Вернувшись домой, Натаниэль принял душ, наскоро поужинал и завалился на диван.
Неожиданное открытие, касавшееся родственных связей семейства Хаскин, проливало свет на некоторые особенности поведения Пеле.
— Например, становится понятным его поведение в вопросе алиби… — пробормотал Натаниэль. — Дело не в компрометации дамы. Просто он не хотел, чтобы полицейские надоедали Юдит вопросами. Пеле прекрасно знал о ее уязвимой нервной системе и об относительно недавнем потрясении…
Ну хорошо, а встречался ли Даниэль Цедек с бывшим свои подельником и другом?
И если да — о чем они беседовали?
— Стоп-стоп-стоп… — пробормотал Розовски. — Почему это я уверен в связи между гибелью Йоэля Хаскина и убийствами раввина и Пеле?
Уверенности у него не было.
— А что нам известно о смерти господина Хаскина? — Он поднялся с дивана, подошел к письменному столу, засветил настольную лампу. Сел в скрипучее кресло и выложил из портфеля документы, принесенные утром Офрой и Маркиным, нашел копию протокола дорожной полиции.
— Так… «Шкода-Фелиция»… — проговорил он. — Еще один призрак. Призрак женщины. Призрак убийцы. Призрак машины. Сплошные призраки. Прямо не Тель-Авив, а какой-то замок Шпессарт. Стивен Кинг.
Он рассеянно посмотрел в окно, залитое потеками дождевой воды. Призраки, призраки…

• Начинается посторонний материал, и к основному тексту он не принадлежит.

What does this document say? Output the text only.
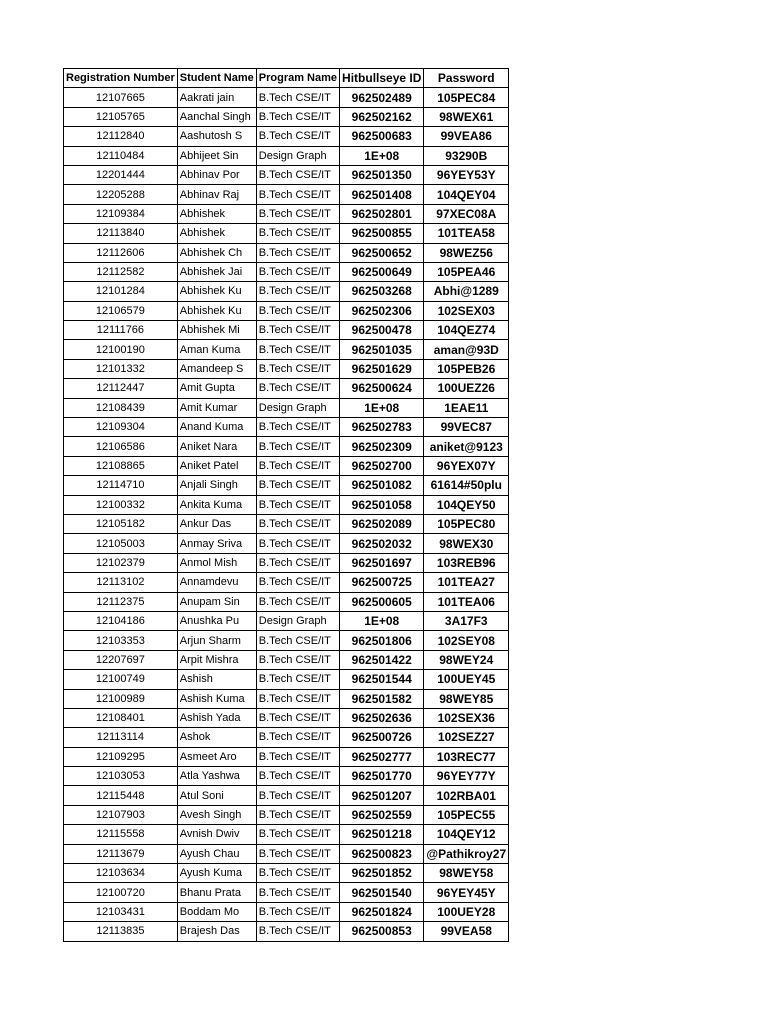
Registration Number	Student Name	Program Name	Hitbullseye ID	Password
12107665	Aakrati jain	B.Tech CSE/IT	962502489	105PEC84
12105765	Aanchal Singh	B.Tech CSE/IT	962502162	98WEX61
12112840	Aashutosh S	B.Tech CSE/IT	962500683	99VEA86
12110484	Abhijeet Sin	Design Graph	1E+08	93290B
12201444	Abhinav Por	B.Tech CSE/IT	962501350	96YEY53Y
12205288	Abhinav Raj	B.Tech CSE/IT	962501408	104QEY04
12109384	Abhishek	B.Tech CSE/IT	962502801	97XEC08A
12113840	Abhishek	B.Tech CSE/IT	962500855	101TEA58
12112606	Abhishek Ch	B.Tech CSE/IT	962500652	98WEZ56
12112582	Abhishek Jai	B.Tech CSE/IT	962500649	105PEA46
12101284	Abhishek Ku	B.Tech CSE/IT	962503268	Abhi@1289
12106579	Abhishek Ku	B.Tech CSE/IT	962502306	102SEX03
12111766	Abhishek Mi	B.Tech CSE/IT	962500478	104QEZ74
12100190	Aman Kuma	B.Tech CSE/IT	962501035	aman@93D
12101332	Amandeep S	B.Tech CSE/IT	962501629	105PEB26
12112447	Amit Gupta	B.Tech CSE/IT	962500624	100UEZ26
12108439	Amit Kumar	Design Graph	1E+08	1EAE11
12109304	Anand Kuma	B.Tech CSE/IT	962502783	99VEC87
12106586	Aniket Nara	B.Tech CSE/IT	962502309	aniket@9123
12108865	Aniket Patel	B.Tech CSE/IT	962502700	96YEX07Y
12114710	Anjali Singh	B.Tech CSE/IT	962501082	61614#50plu
12100332	Ankita Kuma	B.Tech CSE/IT	962501058	104QEY50
12105182	Ankur Das	B.Tech CSE/IT	962502089	105PEC80
12105003	Anmay Sriva	B.Tech CSE/IT	962502032	98WEX30
12102379	Anmol Mish	B.Tech CSE/IT	962501697	103REB96
12113102	Annamdevu	B.Tech CSE/IT	962500725	101TEA27
12112375	Anupam Sin	B.Tech CSE/IT	962500605	101TEA06
12104186	Anushka Pu	Design Graph	1E+08	3A17F3
12103353	Arjun Sharm	B.Tech CSE/IT	962501806	102SEY08
12207697	Arpit Mishra	B.Tech CSE/IT	962501422	98WEY24
12100749	Ashish	B.Tech CSE/IT	962501544	100UEY45
12100989	Ashish Kuma	B.Tech CSE/IT	962501582	98WEY85
12108401	Ashish Yada	B.Tech CSE/IT	962502636	102SEX36
12113114	Ashok	B.Tech CSE/IT	962500726	102SEZ27
12109295	Asmeet Aro	B.Tech CSE/IT	962502777	103REC77
12103053	Atla Yashwa	B.Tech CSE/IT	962501770	96YEY77Y
12115448	Atul Soni	B.Tech CSE/IT	962501207	102RBA01
12107903	Avesh Singh	B.Tech CSE/IT	962502559	105PEC55
12115558	Avnish Dwiv	B.Tech CSE/IT	962501218	104QEY12
12113679	Ayush Chau	B.Tech CSE/IT	962500823	@Pathikroy27
12103634	Ayush Kuma	B.Tech CSE/IT	962501852	98WEY58
12100720	Bhanu Prata	B.Tech CSE/IT	962501540	96YEY45Y
12103431	Boddam Mo	B.Tech CSE/IT	962501824	100UEY28
12113835	Brajesh Das	B.Tech CSE/IT	962500853	99VEA58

Пронзительная трель телефонного звонка заставила его вздрогнуть.
Звонила Офра.
— Тебя еще интересует, о чем рассказывается в девятнадцатой серии? — спросила она. — Я узнала. На меня, правда, смотрели, как на ненормальную, но я объяснила, что я-то нормальная, просто мой хозяин странный человек.
— Что? В какой серии? — Розовски не сразу вспомнил об утреннем разговоре. — Ах, да-да-да! И что же там?
— Там папаша-алкоголик издевается над детьми и над женой и доводит своего сына до того, что тот его убивает. Вступается за мать и убивает. Очень впечатляющая сцена. Подходит?
— Еще бы! — воскликнул Розовски. — Еще как! Спасибо!
Офра положила трубку. Что-то в этом роде Натаниэль подозревал. Сразу же после того как господин Каплан-младший объяснил, что собой в действительности представляло явление «диббука».
Он подошел к видеомагнитофону, вставил полученную от рабби Давида кассету. Передвинул кресло поближе, положил на подлокотник новую пачку сигарет, зажигалку и пепельницу. Только после этого сел и включил воспроизведение.
В первый раз Натаниэль был настолько ошарашен увиденным, что не обращал особого внимания на детали. Жуткая сцена, воспринимавшаяся первоначально как фрагмент голливудского фильма ужасов, снятого в документальной манере а-ля «Ведьма Блэйр», теперь действительно выглядела сеансом психотерапии. Розовски казался себе студентом или консультантом, приглашенным на лекцию в медицинский институт. Рабби Элиэзер представлялся ему ныне профессором, совершающим утренний обход больных, рабби Давид — ассистентом и лечащим врачом, а прочие члены миньяна — профессорской свитой.
Впрочем, зрелище не стало менее отталкивающим — начало приступа и особенно его кульминация, когда Юдит Хаскин пыталась освободиться от удерживающих ее пут.
Когда женщина обмякла и закрыла глаза, Натаниэль остановил демонстрацию и задумчиво повторил слова, казавшиеся бредом:
— Родная кровь. Родные руки. Убийство. Смерть.
Сейчас, когда не жуткий неестественный голос выплевывал эти короткие фразы, а он сам, они не казались жуткими. Мало того, была в этих словах какая-то логика:
— Я их заберу. Всех. Пусть младшие не забывают читать кадиш по отцу. И старший сын… — Розовски поднял пульт дистанционного управления, отмотал запись к началу и вновь пустил демонстрацию.
От трех сигарет, выкуренных подряд, у него запершило в горле, а от дрожащего изображения болели глаза.
Он понимал, что именно здесь, в этой процедуре, скрывалась разгадка гибели Йоэля Хаскина, повлекшей, в свою очередь, убийство раввина Каплана и Даниэля Цедека. И он должен был найти эту разгадку.
Бросив пульт управления на диван, Натаниэль вернулся к письменному столу. Еще раз просмотрел полицейский протокол, прочитал казенные фразы о состоянии алкогольного опьянения, о переходе дороги в неположенном месте. Ясно, почему полиция не сильно упиралась, разыскивая сбившую Хаскина машину, — виновен был сам пострадавший.
Розовски уже собрался было отложить копию протокола в невысокую стопку просмотренных бумаг, как вдруг неожиданная мысль пришла ему в голову.